Unsurprisingly, The Road doesn’t contain a single “said Snape snappishly”, and Huckleberry Finn gets by with very few. The Lord of the Rings has plenty, and “said Strider suddenly” manages to sneak in twice. Tolstoy is quite generous with adverbs, and “perplexedly” even appeared in the Pevear and Volokhonsky translation. Unsurprisingly, the nearest competitor to Potter’s dominance is another YA series: Sabriel by Garth Nix, one of my absolute favourite books then and now. But even in this case no expression is repeated more than twice, and it’s a drab (but telling) “replied Sabriel distantly”.

At this point I’d normally start building some charts out of this and seeing how we can analyse this in more interesting ways. For example, which character uses which adverb most often, some more interesting comparisons between authors… But instead, to show the value of a bit of bash knowledge for this kind of analysis, I’m going to show the amount of Python code necessary just to count the number of times each adverb is used within some files (what we did further up with one line in bash):

#!/usr/bin/env python

import re
from pathlib import Path
from collections import defaultdict

p = re.compile(r" \w*ly")

counts = defaultdict(int)
for fi in Path().glob("**/*.txt"):
    with open(fi) as f:
        for l in f.readlines():
            m = p.search(l)
            if m:
                counts[m.group()] += 1

for k in sorted(counts):
    print(f"{k:<20}{counts[k]}")

Note: I was going for minimum line count here, but would normally use intermediate data arrays to have more flexibility for adding/modifying subsequent analysis.

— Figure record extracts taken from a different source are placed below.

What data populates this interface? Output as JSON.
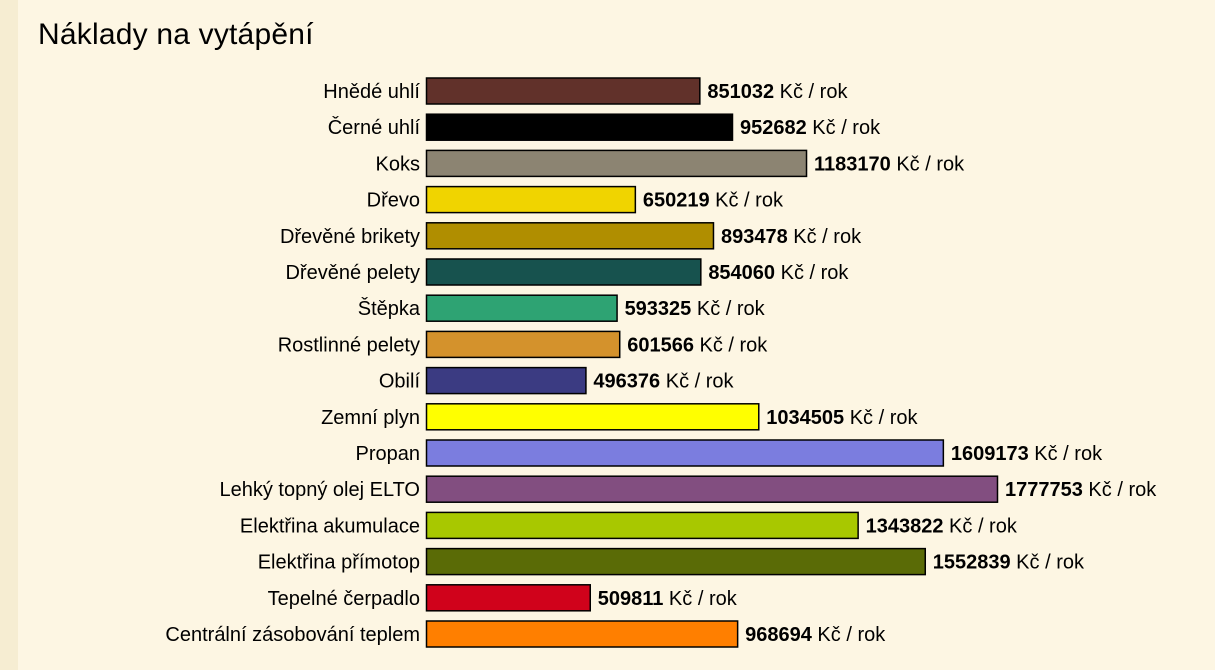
{
  "chart_data": {
    "type": "bar",
    "orientation": "horizontal",
    "title": "Náklady na vytápění",
    "xlabel": "",
    "ylabel": "",
    "unit_suffix": "Kč / rok",
    "grid": false,
    "legend": "none",
    "categories": [
      "Hnědé uhlí",
      "Černé uhlí",
      "Koks",
      "Dřevo",
      "Dřevěné brikety",
      "Dřevěné pelety",
      "Štěpka",
      "Rostlinné pelety",
      "Obilí",
      "Zemní plyn",
      "Propan",
      "Lehký topný olej ELTO",
      "Elektřina akumulace",
      "Elektřina přímotop",
      "Tepelné čerpadlo",
      "Centrální zásobování teplem"
    ],
    "values": [
      851032,
      952682,
      1183170,
      650219,
      893478,
      854060,
      593325,
      601566,
      496376,
      1034505,
      1609173,
      1777753,
      1343822,
      1552839,
      509811,
      968694
    ],
    "colors": [
      "#61312a",
      "#000000",
      "#8c8472",
      "#f0d400",
      "#b08e00",
      "#17524e",
      "#2ea373",
      "#d4922c",
      "#3b3b82",
      "#ffff00",
      "#7b7ddf",
      "#824e80",
      "#a8c800",
      "#5a6b06",
      "#d0021b",
      "#ff7f00"
    ]
  }
}
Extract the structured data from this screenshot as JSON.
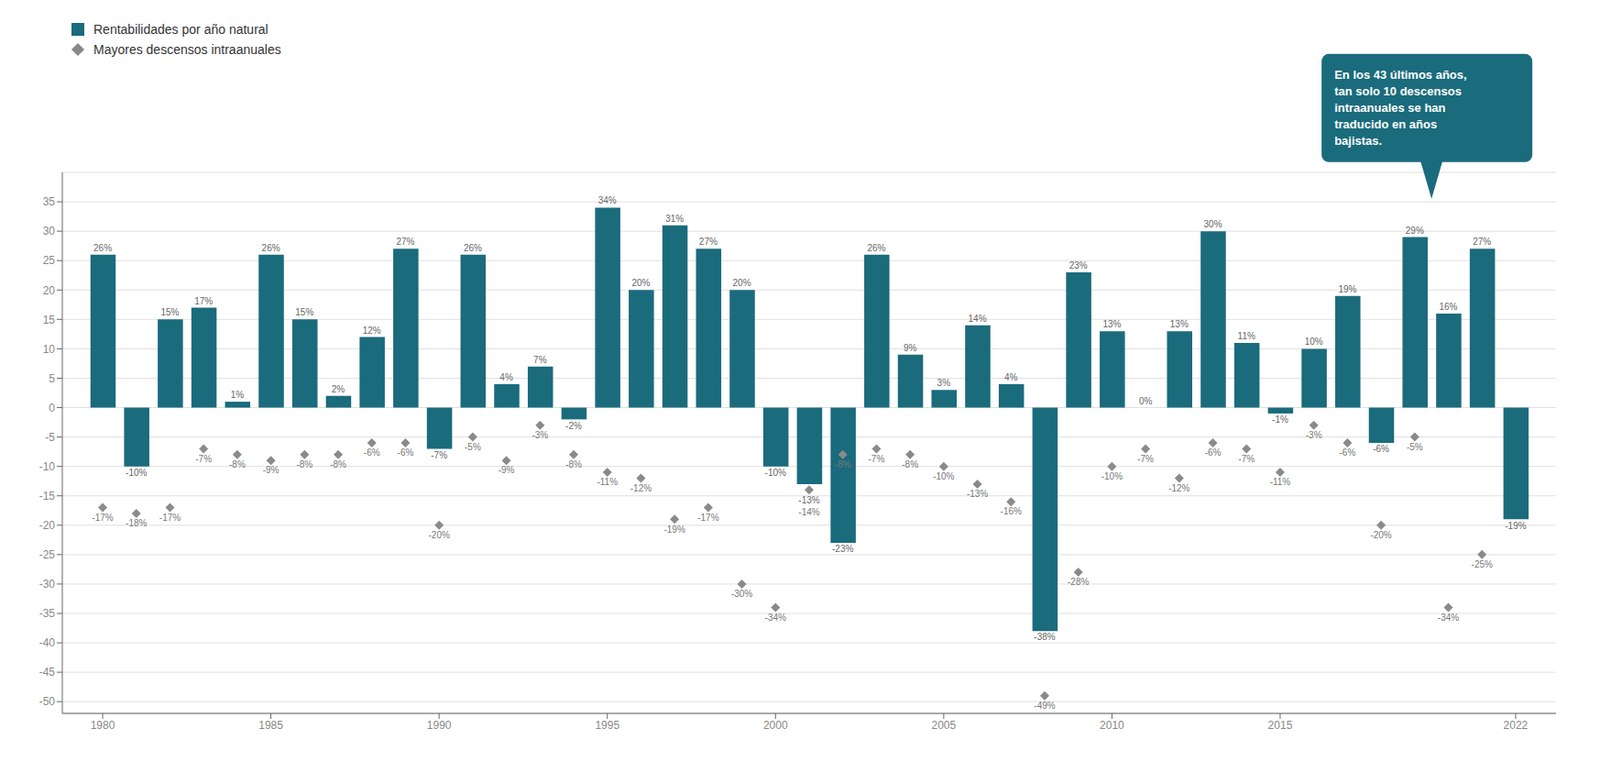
{
  "chart_data": {
    "type": "bar",
    "x": [
      1980,
      1981,
      1982,
      1983,
      1984,
      1985,
      1986,
      1987,
      1988,
      1989,
      1990,
      1991,
      1992,
      1993,
      1994,
      1995,
      1996,
      1997,
      1998,
      1999,
      2000,
      2001,
      2002,
      2003,
      2004,
      2005,
      2006,
      2007,
      2008,
      2009,
      2010,
      2011,
      2012,
      2013,
      2014,
      2015,
      2016,
      2017,
      2018,
      2019,
      2020,
      2021,
      2022
    ],
    "xlim": [
      1978.8,
      2023.2
    ],
    "xticks": [
      1980,
      1985,
      1990,
      1995,
      2000,
      2005,
      2010,
      2015,
      2022
    ],
    "ylim": [
      -52,
      40
    ],
    "yticks": [
      -50,
      -45,
      -40,
      -35,
      -30,
      -25,
      -20,
      -15,
      -10,
      -5,
      0,
      5,
      10,
      15,
      20,
      25,
      30,
      35
    ],
    "grid": true,
    "legend": "upper left",
    "data_labels": true,
    "annotation": "En los 43 últimos años,\ntan solo 10 descensos\nintraanuales se han\ntraducido en años\nbajistas.",
    "series": [
      {
        "name": "Rentabilidades por año natural",
        "type": "bar",
        "color": "#1a6b7c",
        "values": [
          26,
          -10,
          15,
          17,
          1,
          26,
          15,
          2,
          12,
          27,
          -7,
          26,
          4,
          7,
          -2,
          34,
          20,
          31,
          27,
          20,
          -10,
          -13,
          -23,
          26,
          9,
          3,
          14,
          4,
          -38,
          23,
          13,
          0,
          13,
          30,
          11,
          -1,
          10,
          19,
          -6,
          29,
          16,
          27,
          -19
        ],
        "value_labels": [
          "26%",
          "-10%",
          "15%",
          "17%",
          "1%",
          "26%",
          "15%",
          "2%",
          "12%",
          "27%",
          "-7%",
          "26%",
          "4%",
          "7%",
          "-2%",
          "34%",
          "20%",
          "31%",
          "27%",
          "20%",
          "-10%",
          "-13%",
          "-23%",
          "26%",
          "9%",
          "3%",
          "14%",
          "4%",
          "-38%",
          "23%",
          "13%",
          "0%",
          "13%",
          "30%",
          "11%",
          "-1%",
          "10%",
          "19%",
          "-6%",
          "29%",
          "16%",
          "27%",
          "-19%"
        ]
      },
      {
        "name": "Mayores descensos intraanuales",
        "type": "scatter",
        "marker": "diamond",
        "color": "#8a8a8a",
        "values": [
          -17,
          -18,
          -17,
          -7,
          -8,
          -9,
          -8,
          -8,
          -6,
          -6,
          -20,
          -5,
          -9,
          -3,
          -8,
          -11,
          -12,
          -19,
          -17,
          -30,
          -34,
          -14,
          -8,
          -7,
          -8,
          -10,
          -13,
          -16,
          -49,
          -28,
          -10,
          -7,
          -12,
          -6,
          -7,
          -11,
          -3,
          -6,
          -20,
          -5,
          -34,
          -25,
          null
        ],
        "value_labels": [
          "-17%",
          "-18%",
          "-17%",
          "-7%",
          "-8%",
          "-9%",
          "-8%",
          "-8%",
          "-6%",
          "-6%",
          "-20%",
          "-5%",
          "-9%",
          "-3%",
          "-8%",
          "-11%",
          "-12%",
          "-19%",
          "-17%",
          "-30%",
          "-34%",
          "-14%",
          "-8%",
          "-7%",
          "-8%",
          "-10%",
          "-13%",
          "-16%",
          "-49%",
          "-28%",
          "-10%",
          "-7%",
          "-12%",
          "-6%",
          "-7%",
          "-11%",
          "-3%",
          "-6%",
          "-20%",
          "-5%",
          "-34%",
          "-25%",
          null
        ]
      }
    ]
  }
}
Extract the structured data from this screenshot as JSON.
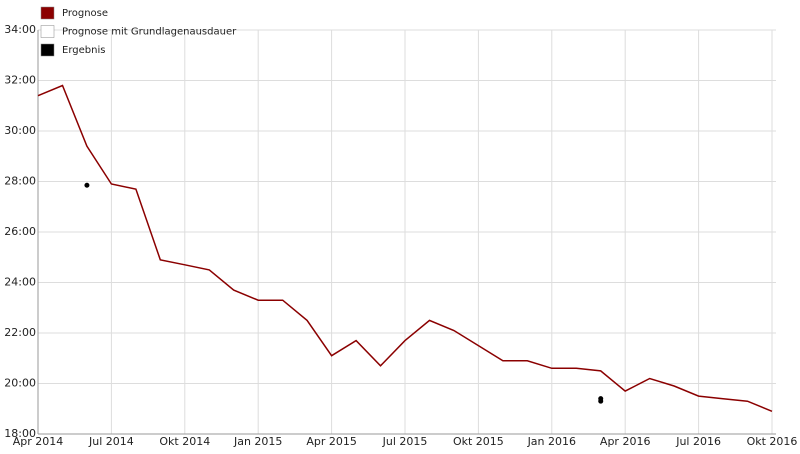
{
  "chart_data": {
    "type": "line",
    "x": [
      "2014-04",
      "2014-05",
      "2014-06",
      "2014-07",
      "2014-08",
      "2014-09",
      "2014-10",
      "2014-11",
      "2014-12",
      "2015-01",
      "2015-02",
      "2015-03",
      "2015-04",
      "2015-05",
      "2015-06",
      "2015-07",
      "2015-08",
      "2015-09",
      "2015-10",
      "2015-11",
      "2015-12",
      "2016-01",
      "2016-02",
      "2016-03",
      "2016-04",
      "2016-05",
      "2016-06",
      "2016-07",
      "2016-08",
      "2016-09",
      "2016-10"
    ],
    "series": [
      {
        "name": "Prognose",
        "color": "#8b0000",
        "type": "line",
        "values": [
          31.4,
          31.8,
          29.4,
          27.9,
          27.7,
          24.9,
          24.7,
          24.5,
          23.7,
          23.3,
          23.3,
          22.5,
          21.1,
          21.7,
          20.7,
          21.7,
          22.5,
          22.1,
          21.5,
          20.9,
          20.9,
          20.6,
          20.6,
          20.5,
          19.7,
          20.2,
          19.9,
          19.5,
          19.4,
          19.3,
          18.9
        ]
      },
      {
        "name": "Prognose mit Grundlagenausdauer",
        "color": "#ffffff",
        "type": "line",
        "values": [
          null,
          null,
          null,
          null,
          null,
          null,
          null,
          null,
          null,
          null,
          null,
          null,
          null,
          null,
          null,
          null,
          null,
          null,
          null,
          null,
          null,
          null,
          null,
          null,
          null,
          null,
          null,
          null,
          null,
          null,
          null
        ]
      },
      {
        "name": "Ergebnis",
        "color": "#000000",
        "type": "scatter",
        "x": [
          "2014-06",
          "2016-03",
          "2016-03"
        ],
        "values": [
          27.85,
          19.4,
          19.3
        ]
      }
    ],
    "xlim": [
      "2014-04",
      "2016-10"
    ],
    "xticks": [
      {
        "value": "2014-04",
        "label": "Apr 2014"
      },
      {
        "value": "2014-07",
        "label": "Jul 2014"
      },
      {
        "value": "2014-10",
        "label": "Okt 2014"
      },
      {
        "value": "2015-01",
        "label": "Jan 2015"
      },
      {
        "value": "2015-04",
        "label": "Apr 2015"
      },
      {
        "value": "2015-07",
        "label": "Jul 2015"
      },
      {
        "value": "2015-10",
        "label": "Okt 2015"
      },
      {
        "value": "2016-01",
        "label": "Jan 2016"
      },
      {
        "value": "2016-04",
        "label": "Apr 2016"
      },
      {
        "value": "2016-07",
        "label": "Jul 2016"
      },
      {
        "value": "2016-10",
        "label": "Okt 2016"
      }
    ],
    "ylim": [
      18,
      34
    ],
    "yticks": [
      {
        "value": 18,
        "label": "18:00"
      },
      {
        "value": 20,
        "label": "20:00"
      },
      {
        "value": 22,
        "label": "22:00"
      },
      {
        "value": 24,
        "label": "24:00"
      },
      {
        "value": 26,
        "label": "26:00"
      },
      {
        "value": 28,
        "label": "28:00"
      },
      {
        "value": 30,
        "label": "30:00"
      },
      {
        "value": 32,
        "label": "32:00"
      },
      {
        "value": 34,
        "label": "34:00"
      }
    ],
    "grid": true
  }
}
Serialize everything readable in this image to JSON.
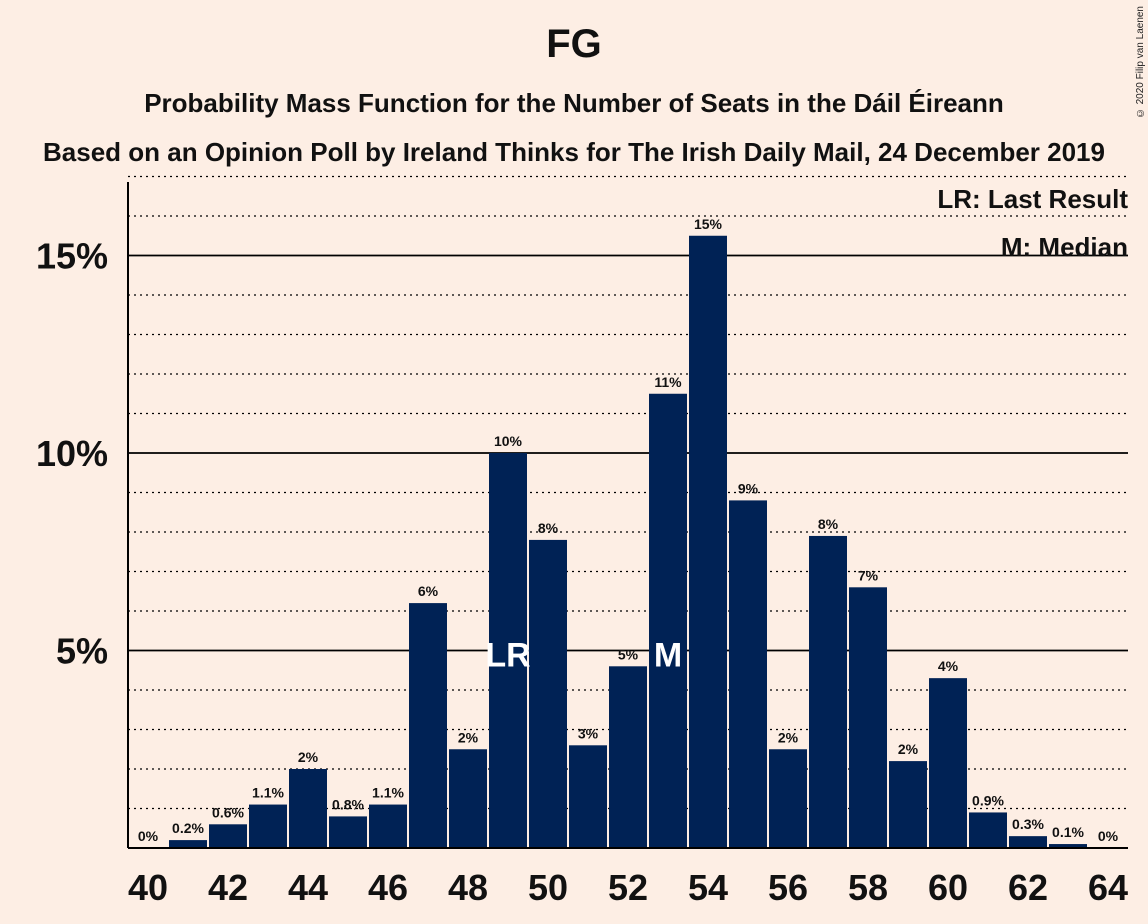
{
  "header": {
    "title": "FG",
    "subtitle": "Probability Mass Function for the Number of Seats in the Dáil Éireann",
    "subtitle2": "Based on an Opinion Poll by Ireland Thinks for The Irish Daily Mail, 24 December 2019",
    "copyright": "© 2020 Filip van Laenen"
  },
  "legend": {
    "last_result": "LR: Last Result",
    "median": "M: Median"
  },
  "colors": {
    "background": "#FDEEE4",
    "bar": "#002255",
    "bar_label_inside": "#FFFFFF"
  },
  "chart_data": {
    "type": "bar",
    "x": [
      40,
      41,
      42,
      43,
      44,
      45,
      46,
      47,
      48,
      49,
      50,
      51,
      52,
      53,
      54,
      55,
      56,
      57,
      58,
      59,
      60,
      61,
      62,
      63,
      64
    ],
    "values": [
      0,
      0.2,
      0.6,
      1.1,
      2.0,
      0.8,
      1.1,
      6.2,
      2.5,
      10.0,
      7.8,
      2.6,
      4.6,
      11.5,
      15.5,
      8.8,
      2.5,
      7.9,
      6.6,
      2.2,
      4.3,
      0.9,
      0.3,
      0.1,
      0
    ],
    "data_labels": [
      "0%",
      "0.2%",
      "0.6%",
      "1.1%",
      "2%",
      "0.8%",
      "1.1%",
      "6%",
      "2%",
      "10%",
      "8%",
      "3%",
      "5%",
      "11%",
      "15%",
      "9%",
      "2%",
      "8%",
      "7%",
      "2%",
      "4%",
      "0.9%",
      "0.3%",
      "0.1%",
      "0%"
    ],
    "x_tick_labels": [
      "40",
      "42",
      "44",
      "46",
      "48",
      "50",
      "52",
      "54",
      "56",
      "58",
      "60",
      "62",
      "64"
    ],
    "y_tick_labels": [
      "5%",
      "10%",
      "15%"
    ],
    "y_ticks": [
      5,
      10,
      15
    ],
    "ylim": [
      0,
      17
    ],
    "minor_grid_step": 1,
    "markers": [
      {
        "x": 49,
        "label": "LR"
      },
      {
        "x": 53,
        "label": "M"
      }
    ]
  }
}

And to do the whole list of books above, the Python script takes 0.6 seconds, to ripgrep’s 0.2 seconds. The big advantages of the Python approach, are that (a) I’ll understand how it works in a year’s time, and (b) if I wanted to now do something more interesting with that data (clustering, networks, NLP…) I would be able to without changing tools.